A Matadi, chef-lieu de la province du Kongo Central, les consommateurs boudent de payer les factures forfaitaires de la Snel, accusant la Société nationale d’électricité de leur faire payer l’énergie qu’ils ne consomment pas. Pour mettre un terme à l’arbitraire, ils réclament l’installation des compteurs électriques.

« Nous ne comprenons plus rien. La Snel procède chaque mois à l’augmentation de ses factures pour des raisons non encore élucidées pendant qu’elle ne cesse de nous fournir du courant de façon irrégulière et de très mauvaise qualité. Plus jamais je ne paierai encore ses factures », peste, dépité, un habitant du quartier Kitomesa à Matadi. Comme lui, Albertine Mvumbi, une autre abonnée de la Snel ne s’explique pas comment sa facture d’électricité a plus que triplé en un mois. « Je suis étonnée de voir ma facture passer de 12 000 FC (13 $) au mois d’août à 38 000 FC (42 $) au mois de septembre dernier », se plaint cette veuve résidant le quartier Kinkanda dans la commune de Matadi.

Président des abonnés de la Snel à Matadi, Eddy Nzeza promet de multiplier des pressions à l’endroit des autorités de la Snel pour qu’elles revoient leur facturation à la baisse. « Trop c’est trop, ils doivent nous expliquer les raisons de ces incessantes augmentations », demande-t-il.

Mettre un terme à l’arbitraire

A la Snel, on justifie cette situation par l’instauration de la nouvelle grille tarifaire mise en place depuis que l’entreprise est devenue une société commerciale. Un cadre de l’entreprise, sous le couvert de l’anonymat explique : « lorsque nous étions une entreprise paraétatique, le gouvernement prenait en charge tous les frais liés à notre fonctionnement. Ce qui n’est plus le cas depuis un certain temps. Nous supportons seul la charge du personnel, le fonctionnement, etc. C’est au regard de toutes ces difficultés que nous sommes obligés d’augmenter notre tarification ».

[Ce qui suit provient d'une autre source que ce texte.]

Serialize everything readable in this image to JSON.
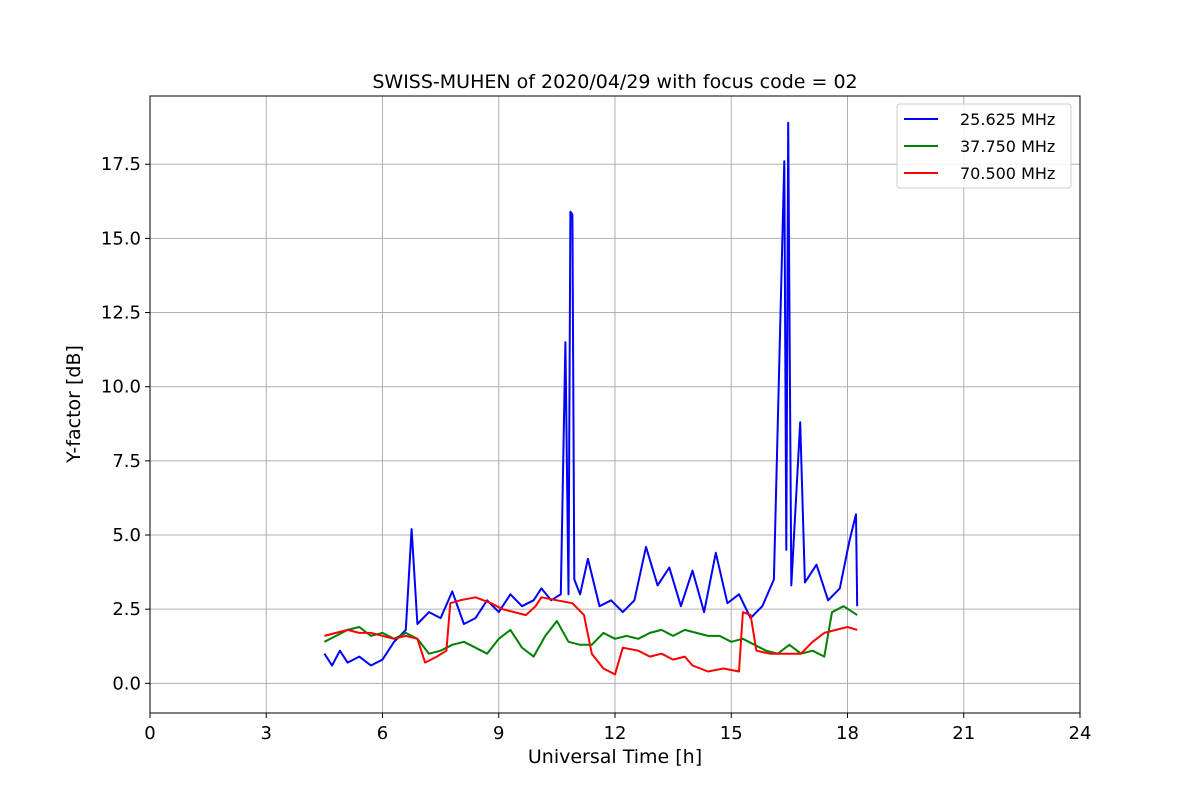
{
  "chart_data": {
    "type": "line",
    "title": "SWISS-MUHEN of 2020/04/29 with focus code = 02",
    "xlabel": "Universal Time [h]",
    "ylabel": "Y-factor [dB]",
    "xlim": [
      0,
      24
    ],
    "ylim": [
      -1.0,
      19.8
    ],
    "xticks": [
      "0",
      "3",
      "6",
      "9",
      "12",
      "15",
      "18",
      "21",
      "24"
    ],
    "yticks": [
      "0.0",
      "2.5",
      "5.0",
      "7.5",
      "10.0",
      "12.5",
      "15.0",
      "17.5"
    ],
    "grid": true,
    "legend_position": "top-right",
    "series": [
      {
        "name": "25.625 MHz",
        "color": "#0000ff",
        "points": [
          [
            4.5,
            1.0
          ],
          [
            4.7,
            0.6
          ],
          [
            4.9,
            1.1
          ],
          [
            5.1,
            0.7
          ],
          [
            5.4,
            0.9
          ],
          [
            5.7,
            0.6
          ],
          [
            6.0,
            0.8
          ],
          [
            6.3,
            1.4
          ],
          [
            6.6,
            1.8
          ],
          [
            6.75,
            5.2
          ],
          [
            6.9,
            2.0
          ],
          [
            7.2,
            2.4
          ],
          [
            7.5,
            2.2
          ],
          [
            7.8,
            3.1
          ],
          [
            8.1,
            2.0
          ],
          [
            8.4,
            2.2
          ],
          [
            8.7,
            2.8
          ],
          [
            9.0,
            2.4
          ],
          [
            9.3,
            3.0
          ],
          [
            9.6,
            2.6
          ],
          [
            9.9,
            2.8
          ],
          [
            10.1,
            3.2
          ],
          [
            10.35,
            2.8
          ],
          [
            10.6,
            3.0
          ],
          [
            10.72,
            11.5
          ],
          [
            10.8,
            3.0
          ],
          [
            10.85,
            15.9
          ],
          [
            10.9,
            15.8
          ],
          [
            10.95,
            3.5
          ],
          [
            11.1,
            3.0
          ],
          [
            11.3,
            4.2
          ],
          [
            11.6,
            2.6
          ],
          [
            11.9,
            2.8
          ],
          [
            12.2,
            2.4
          ],
          [
            12.5,
            2.8
          ],
          [
            12.8,
            4.6
          ],
          [
            13.1,
            3.3
          ],
          [
            13.4,
            3.9
          ],
          [
            13.7,
            2.6
          ],
          [
            14.0,
            3.8
          ],
          [
            14.3,
            2.4
          ],
          [
            14.6,
            4.4
          ],
          [
            14.9,
            2.7
          ],
          [
            15.2,
            3.0
          ],
          [
            15.5,
            2.2
          ],
          [
            15.8,
            2.6
          ],
          [
            16.1,
            3.5
          ],
          [
            16.37,
            17.6
          ],
          [
            16.42,
            4.5
          ],
          [
            16.47,
            18.9
          ],
          [
            16.55,
            3.3
          ],
          [
            16.78,
            8.8
          ],
          [
            16.9,
            3.4
          ],
          [
            17.2,
            4.0
          ],
          [
            17.5,
            2.8
          ],
          [
            17.8,
            3.2
          ],
          [
            18.05,
            4.8
          ],
          [
            18.22,
            5.7
          ],
          [
            18.25,
            2.6
          ]
        ]
      },
      {
        "name": "37.750 MHz",
        "color": "#008000",
        "points": [
          [
            4.5,
            1.4
          ],
          [
            4.8,
            1.6
          ],
          [
            5.1,
            1.8
          ],
          [
            5.4,
            1.9
          ],
          [
            5.7,
            1.6
          ],
          [
            6.0,
            1.7
          ],
          [
            6.3,
            1.5
          ],
          [
            6.6,
            1.7
          ],
          [
            6.9,
            1.5
          ],
          [
            7.2,
            1.0
          ],
          [
            7.5,
            1.1
          ],
          [
            7.8,
            1.3
          ],
          [
            8.1,
            1.4
          ],
          [
            8.4,
            1.2
          ],
          [
            8.7,
            1.0
          ],
          [
            9.0,
            1.5
          ],
          [
            9.3,
            1.8
          ],
          [
            9.6,
            1.2
          ],
          [
            9.9,
            0.9
          ],
          [
            10.2,
            1.6
          ],
          [
            10.5,
            2.1
          ],
          [
            10.8,
            1.4
          ],
          [
            11.1,
            1.3
          ],
          [
            11.4,
            1.3
          ],
          [
            11.7,
            1.7
          ],
          [
            12.0,
            1.5
          ],
          [
            12.3,
            1.6
          ],
          [
            12.6,
            1.5
          ],
          [
            12.9,
            1.7
          ],
          [
            13.2,
            1.8
          ],
          [
            13.5,
            1.6
          ],
          [
            13.8,
            1.8
          ],
          [
            14.1,
            1.7
          ],
          [
            14.4,
            1.6
          ],
          [
            14.7,
            1.6
          ],
          [
            15.0,
            1.4
          ],
          [
            15.3,
            1.5
          ],
          [
            15.6,
            1.3
          ],
          [
            15.9,
            1.1
          ],
          [
            16.2,
            1.0
          ],
          [
            16.5,
            1.3
          ],
          [
            16.8,
            1.0
          ],
          [
            17.1,
            1.1
          ],
          [
            17.4,
            0.9
          ],
          [
            17.6,
            2.4
          ],
          [
            17.9,
            2.6
          ],
          [
            18.25,
            2.3
          ]
        ]
      },
      {
        "name": "70.500 MHz",
        "color": "#ff0000",
        "points": [
          [
            4.5,
            1.6
          ],
          [
            4.8,
            1.7
          ],
          [
            5.1,
            1.8
          ],
          [
            5.4,
            1.7
          ],
          [
            5.7,
            1.7
          ],
          [
            6.0,
            1.6
          ],
          [
            6.3,
            1.5
          ],
          [
            6.6,
            1.6
          ],
          [
            6.9,
            1.5
          ],
          [
            7.1,
            0.7
          ],
          [
            7.4,
            0.9
          ],
          [
            7.65,
            1.1
          ],
          [
            7.75,
            2.7
          ],
          [
            8.0,
            2.8
          ],
          [
            8.4,
            2.9
          ],
          [
            8.8,
            2.7
          ],
          [
            9.1,
            2.5
          ],
          [
            9.4,
            2.4
          ],
          [
            9.7,
            2.3
          ],
          [
            9.95,
            2.6
          ],
          [
            10.1,
            2.9
          ],
          [
            10.5,
            2.8
          ],
          [
            10.9,
            2.7
          ],
          [
            11.2,
            2.3
          ],
          [
            11.4,
            1.0
          ],
          [
            11.7,
            0.5
          ],
          [
            12.0,
            0.3
          ],
          [
            12.2,
            1.2
          ],
          [
            12.6,
            1.1
          ],
          [
            12.9,
            0.9
          ],
          [
            13.2,
            1.0
          ],
          [
            13.5,
            0.8
          ],
          [
            13.8,
            0.9
          ],
          [
            14.0,
            0.6
          ],
          [
            14.4,
            0.4
          ],
          [
            14.8,
            0.5
          ],
          [
            15.2,
            0.4
          ],
          [
            15.3,
            2.4
          ],
          [
            15.5,
            2.3
          ],
          [
            15.65,
            1.1
          ],
          [
            16.0,
            1.0
          ],
          [
            16.4,
            1.0
          ],
          [
            16.8,
            1.0
          ],
          [
            17.1,
            1.4
          ],
          [
            17.4,
            1.7
          ],
          [
            17.7,
            1.8
          ],
          [
            18.0,
            1.9
          ],
          [
            18.25,
            1.8
          ]
        ]
      }
    ]
  }
}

Jerry Muandama, responsable de l’agence de la Snel à Kinkanda, confie : « désormais, nous facturons nos clients forfaitairement selon le nombre d’ampoules et d’appareils électroménagers dont ils disposent. Nous avons largué, début deuxième trimestre de cette année, nos agents à travers tout Matadi pour faire les inventaires des biens et des ampoules dans chaque maison de nos abonnés. C’est sur base des données recueillies dans chaque maison que nous établissons nos factures ». Cependant certains abonnés disent n’avoir jamais vu l’ombre de ces agents de la Snel à leurs domiciles. Pour mettre un terme à « ce qui s’apparente à de l’arbitraire », les consommateurs réclament l’installation des compteurs électriques dans leurs domiciles. « Les compteurs sont les seuls appareils capables de déterminer avec exactitude les kilowatts réellement consommés », rappelle le président des abonnés. Des sources à la Snel affirment que l’entreprise a déjà passé commande de ces compteurs et les mettra à leur disposition le moment venu.

Electricité prépayée

A Kinshasa, la Société nationale de l’électricité a choisi quelques quartiers huppés de la capitale pour tenter l’expérience de compteurs prépayés : Cité Verte, Cité Marie Olive Lembe, Cité Maman Mobutu, dans la commune de Mont-Ngafula, et le quartier GB, à la Gombe. Quelque 7 000 compteurs ont ainsi été placés pour permettre aux abonnés d’avoir un contrôle sur leur consommation au quotidien. Selon les bénéficiaires, ce système pousse à un usage modéré du courant électrique. Plus de facturation forfaitaire, une certaine régularité dans la fourniture de l’énergie s’installe, excepté en cas de coupure généralisée, de panne de câble ou d’intervention dans la cabine. Les difficultés résident cependant au niveau de la vétusté des réseaux de distribution. A Matadi, on n’en est pas encore là.